Walking into the brilliantly white reception of the New Statesman’s Blackfriars office was like entering a scene from Stanley Kubrick’s Space Odyssey. An entire wall was covered by TV and computer monitors, displaying an array of news channels. New media technology is definitely upon us. Jon Bernstein, former Multimedia Editor at Channel 4 News and deputy editor of New Statesman, agrees.
With the onset of the political leaders’ TV debates in the UK, I wondered if all this ‘new media’ lark really mattered in politics. Will the televised debates simply be like watching another inconsequential episode of X-Factor where, to extend the comparison, each leader is singing the same old uninspired tune?
“It’s entirely possible”, says Jon. “There’s always the danger that after about half an hour of the first one, people will literally switch off, never to switch back on.

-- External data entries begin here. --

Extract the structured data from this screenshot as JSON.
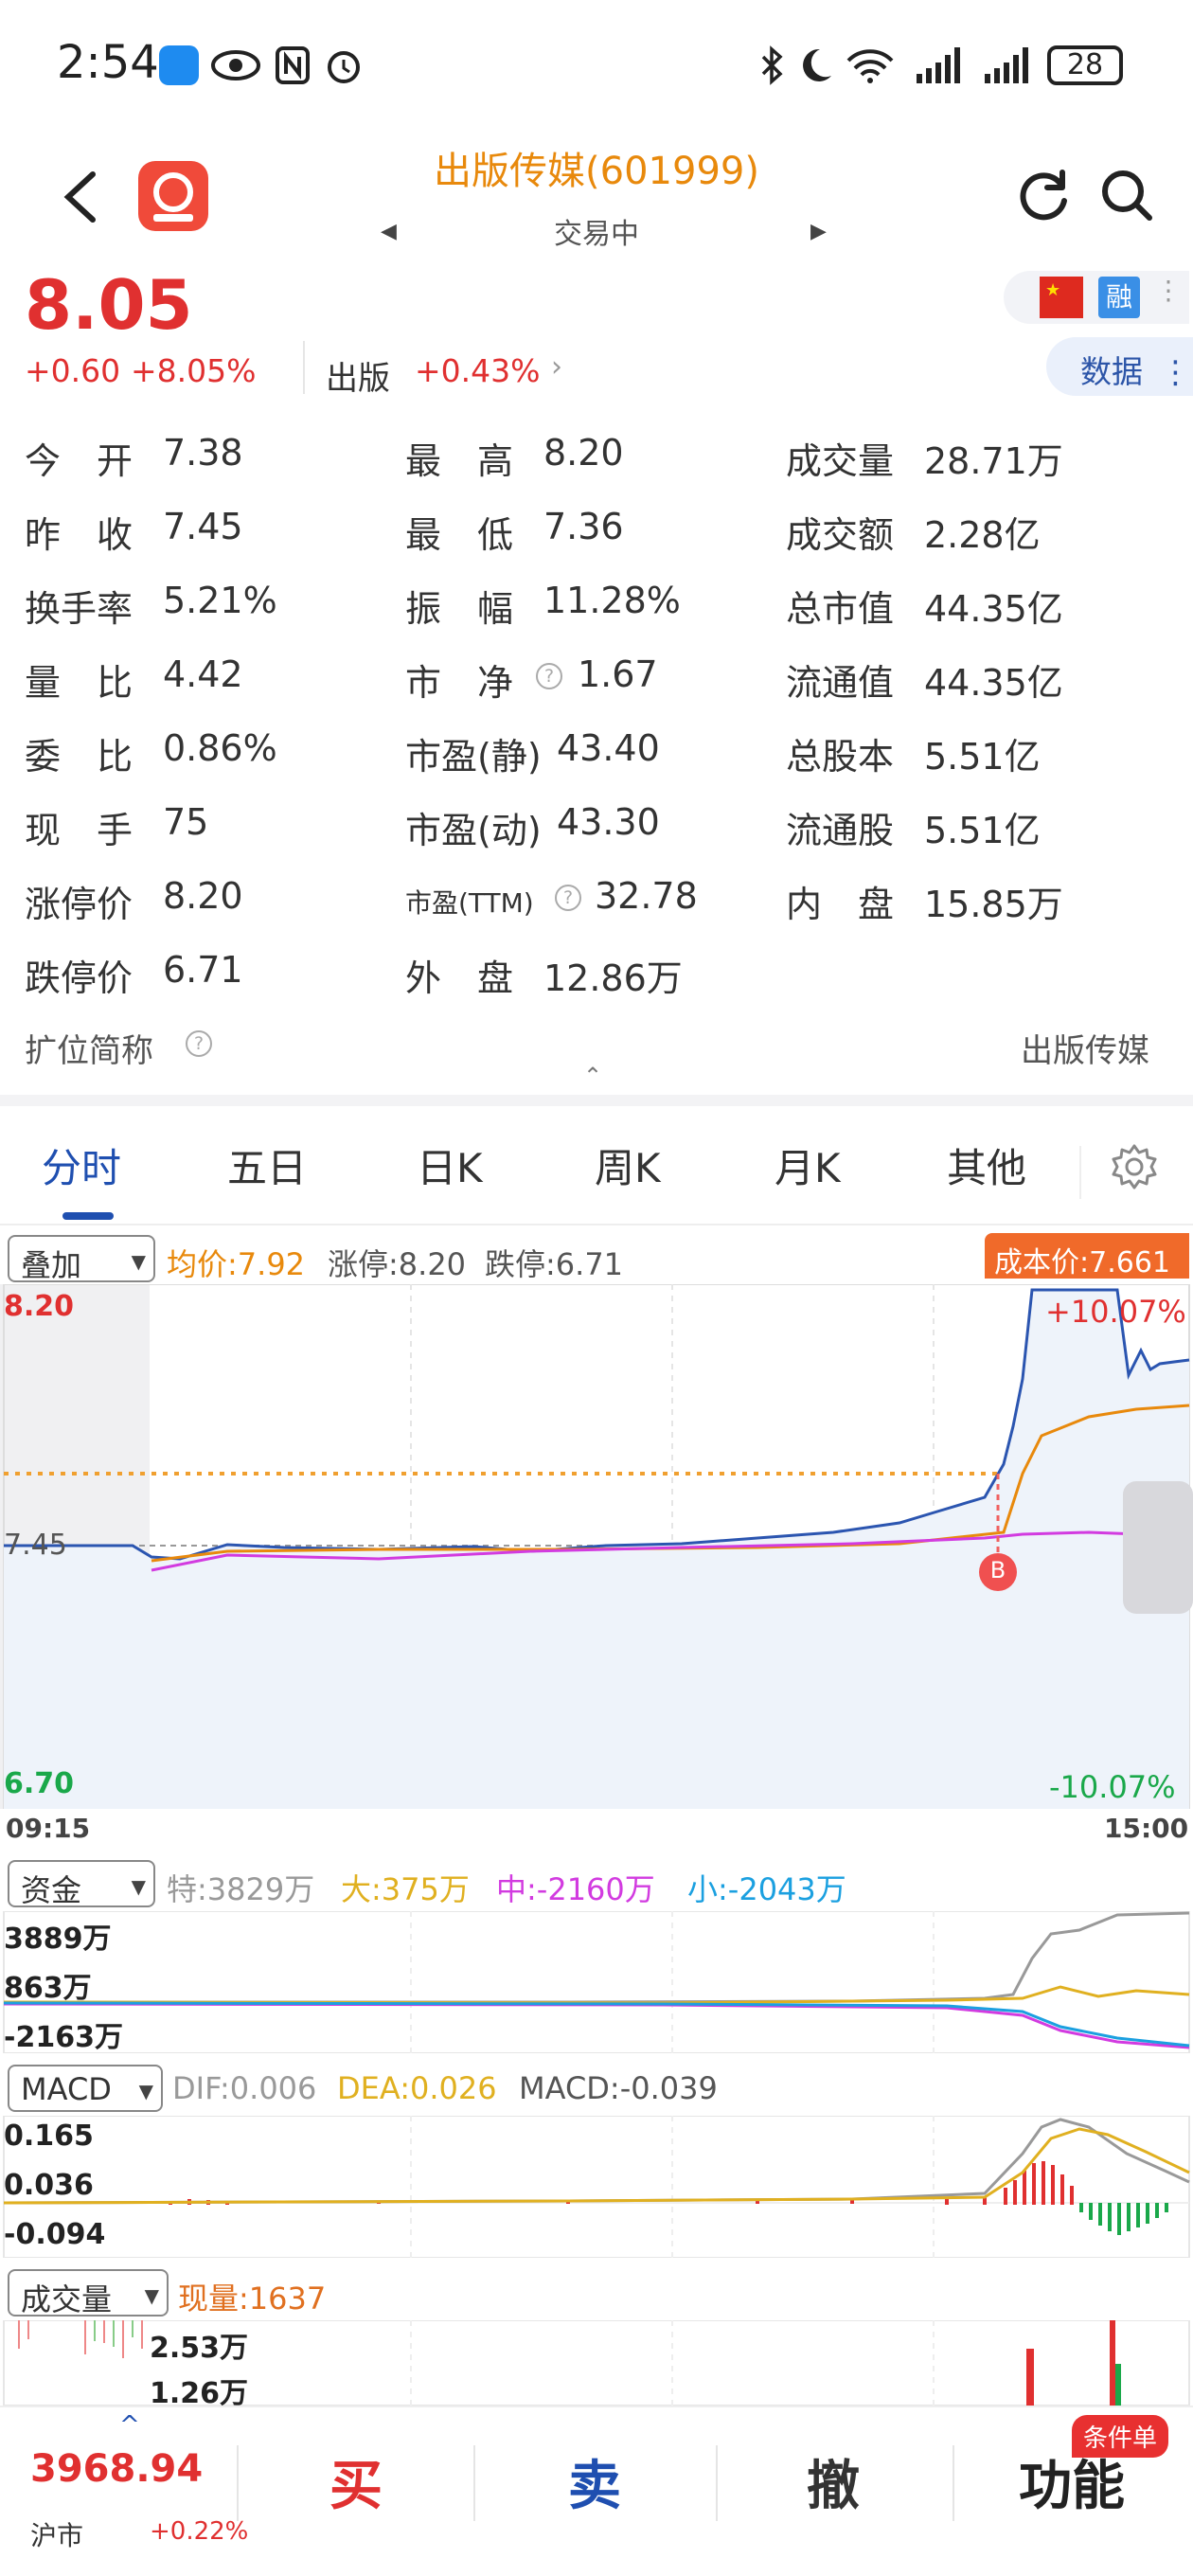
{
  "status": {
    "time": "2:54",
    "battery": "28"
  },
  "header": {
    "title": "出版传媒(601999)",
    "subtitle": "交易中"
  },
  "quote": {
    "price": "8.05",
    "change": "+0.60",
    "change_pct": "+8.05%",
    "sector_name": "出版",
    "sector_pct": "+0.43%",
    "flag_badge": "融",
    "data_button": "数据"
  },
  "stats": {
    "col1": [
      {
        "label": "今　开",
        "value": "7.38"
      },
      {
        "label": "昨　收",
        "value": "7.45"
      },
      {
        "label": "换手率",
        "value": "5.21%"
      },
      {
        "label": "量　比",
        "value": "4.42"
      },
      {
        "label": "委　比",
        "value": "0.86%"
      },
      {
        "label": "现　手",
        "value": "75"
      },
      {
        "label": "涨停价",
        "value": "8.20"
      },
      {
        "label": "跌停价",
        "value": "6.71"
      }
    ],
    "col2": [
      {
        "label": "最　高",
        "value": "8.20"
      },
      {
        "label": "最　低",
        "value": "7.36"
      },
      {
        "label": "振　幅",
        "value": "11.28%"
      },
      {
        "label": "市　净",
        "value": "1.67"
      },
      {
        "label": "市盈(静)",
        "value": "43.40"
      },
      {
        "label": "市盈(动)",
        "value": "43.30"
      },
      {
        "label": "市盈(TTM)",
        "value": "32.78"
      },
      {
        "label": "外　盘",
        "value": "12.86万"
      }
    ],
    "col3": [
      {
        "label": "成交量",
        "value": "28.71万"
      },
      {
        "label": "成交额",
        "value": "2.28亿"
      },
      {
        "label": "总市值",
        "value": "44.35亿"
      },
      {
        "label": "流通值",
        "value": "44.35亿"
      },
      {
        "label": "总股本",
        "value": "5.51亿"
      },
      {
        "label": "流通股",
        "value": "5.51亿"
      },
      {
        "label": "内　盘",
        "value": "15.85万"
      }
    ],
    "ext_label": "扩位简称",
    "ext_value": "出版传媒"
  },
  "tabs": [
    "分时",
    "五日",
    "日K",
    "周K",
    "月K",
    "其他"
  ],
  "chart": {
    "overlay_label": "叠加",
    "avg_label": "均价:7.92",
    "limit_up_label": "涨停:8.20",
    "limit_down_label": "跌停:6.71",
    "cost_label": "成本价:7.661",
    "y_top": "8.20",
    "y_mid": "7.45",
    "y_bottom": "6.70",
    "pct_top": "+10.07%",
    "pct_bottom": "-10.07%",
    "time_start": "09:15",
    "time_end": "15:00",
    "buy_marker": "B"
  },
  "fund": {
    "select_label": "资金",
    "special": "特:3829万",
    "large": "大:375万",
    "medium": "中:-2160万",
    "small": "小:-2043万",
    "y_top": "3889万",
    "y_mid": "863万",
    "y_bottom": "-2163万"
  },
  "macd": {
    "select_label": "MACD",
    "dif": "DIF:0.006",
    "dea": "DEA:0.026",
    "macd": "MACD:-0.039",
    "y_top": "0.165",
    "y_mid": "0.036",
    "y_bottom": "-0.094"
  },
  "volume": {
    "select_label": "成交量",
    "current": "现量:1637",
    "y_top": "2.53万",
    "y_mid": "1.26万"
  },
  "bottom": {
    "index_value": "3968.94",
    "index_name": "沪市",
    "index_pct": "+0.22%",
    "buy": "买",
    "sell": "卖",
    "cancel": "撤",
    "func": "功能",
    "cond_badge": "条件单"
  },
  "colors": {
    "up": "#e03030",
    "down": "#1aa84a",
    "price_line": "#2b55b0",
    "avg_line": "#e8890c",
    "accent": "#1f4fb0"
  },
  "chart_data": [
    {
      "type": "line",
      "title": "",
      "x": [
        "09:15",
        "15:00"
      ],
      "ylim": [
        6.7,
        8.2
      ],
      "series": [
        {
          "values": [
            7.45,
            7.4,
            7.43,
            7.44,
            7.43,
            7.44,
            7.45,
            7.47,
            7.52,
            7.6,
            8.2,
            8.05
          ]
        },
        {
          "name": "均价",
          "values": [
            7.45,
            7.43,
            7.43,
            7.43,
            7.44,
            7.44,
            7.44,
            7.45,
            7.46,
            7.5,
            7.8,
            7.92
          ]
        }
      ],
      "reference": {
        "prev_close": 7.45,
        "cost": 7.661
      }
    }
  ]
}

In fact, the only time they do switch back on is if someone alerts them to an enormous gaffe.”
He explains that because the politicians are acutely aware that it’s just as likely that a gaffe will be the main headline as some winning argument around a piece of policy, it engenders a sense of conservatism about what the politicians say. “What starts out as something that is potentially quite heavy going and turgid turns into something that is incredibly turgid and boring because no one wants to make a mistake.”
The 2008 US presidential TV debates: ‘The low point of the whole year’

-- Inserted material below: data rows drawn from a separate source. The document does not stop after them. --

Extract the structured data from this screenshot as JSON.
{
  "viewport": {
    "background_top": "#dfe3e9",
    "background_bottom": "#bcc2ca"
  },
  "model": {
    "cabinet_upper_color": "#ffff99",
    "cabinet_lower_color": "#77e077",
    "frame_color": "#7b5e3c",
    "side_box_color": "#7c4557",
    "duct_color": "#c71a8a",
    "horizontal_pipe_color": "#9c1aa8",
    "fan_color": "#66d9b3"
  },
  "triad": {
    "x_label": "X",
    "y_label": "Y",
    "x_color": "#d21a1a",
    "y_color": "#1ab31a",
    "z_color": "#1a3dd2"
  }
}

Jon argues that the debates between John McCain and Barak Obama in 2008 are an example of this. “The low point of the whole year was those debates. There was a bit of churlishness from McCain, and plenty of wonkery from Obama, but it wasn’t a great watch for anybody but the really political aficionados.”
So is there something fundamentally wrong with TV as a podium for political debate? As Jon sees it, “there’s nothing inherent in TV that makes it a dull platform. If you witness some of the best TV interviews that Jon Snow does on Channel 4 News or Jeremy Paxman on Newsnight – that is really compelling politics on the TV. Why? Because it is confrontational in nature; that makes interesting TV, and that makes politicians honest”.
The problem with these debates is that there are incredibly complex guide lines which foster very little real interaction between the politicians. “Whether it’s Alistair Stuart for ITV, Adam Boulton for Sky, or David Dimbleby for the BBC – these guys aren’t going to be really confrontational as they could be”.
“TV can do it”, Jon reassures me. It’s just the setup of the leaders debates is not the way to go about it.
Even so, in an age of ‘freedom of speech’, the selective coverage of only the three main parties doesn’t really seem fair. However, Jon highlights the counter-argument. “Maybe it should just be between David Cameron and Gordon Brown because Nick Clegg doesn’t stand a chance of becoming the leader. You could say, actually, it should be less, not more.”
‘A lot of what happens on Twitter and Facebook is preaching to the converted’
I asked Jon whether he thinks that the internet is, instead, the main platform for providing marginal parties with exposure. “The mistake people make about new media”, he clarifies, “is seeing it in mass broadcasting terms; the one-to-many communication. In fact, the internet is about many-to-many conversations between like minded people. So a lot of what happens on Twitter and Facebook is, if you like, preaching to the converted.”
As I learn, most people get their politics mediated through the telly and newspapers. “The internet isn’t going to harm the electoral chances of these smaller parties. But I’m not convinced it’s going to increase their chances either.”
‘Politicians absolutely should bother with the internet’
Jon also thinks that the “people who use new media more creatively are the insurgents: the people that don’t have the power.” In the Bush years, it was the left that led the way in new media with sites like MoveOn.org. “The people first to the blogosphere in UK politics”, such as Paul Stains and Tim Montgomery, “were all right-of-centre – in a sense, they were the insurgents”.
An interesting twist on this, however, is that the broader left has now got its act together. This is because, having been behind in the polls, “now they feel like the underdog.”
E-petitions, pioneered by Number 10 a few years ago, were an “interesting experiment”, Jon tells me. “But the stuff that really caught light was things like Jeremy Clarkson for PM. It’s fun, but doesn’t necessarily deliver on engagement and transparency.”
As for the promised data deluge of online government statistics: “are they going to pick and choose what they make available? Of course they are.” While Jon recognises that the direction of travel is positive, and that politicians “absolutely should bother with the internet”, he’s not convinced it’s a revolution in the way politics works.
In Space Odyssey, Dr. Bowman bravely pulls the plug on ship’s defective on-board computer HAL 9000. Fanaticising a little, I wondered what difference it would make to the election if you pulled the plug on the internet. Referring back to his previous point, Jon tells me that it would be political organisation, rather than broadcasting, that would suffer. “But then again, in the 2014 election we’ll probably look back and think people were getting excited about some pretty trivial things.”
The televised debates are 90 minutes each, aired on ITV, SKY and the BBC, at 8.30pm – 10.00pm on Thursdays April 15 and 22, and Wednesday April 29. They are themed: covering domestic, foreign, and economic policy respectively.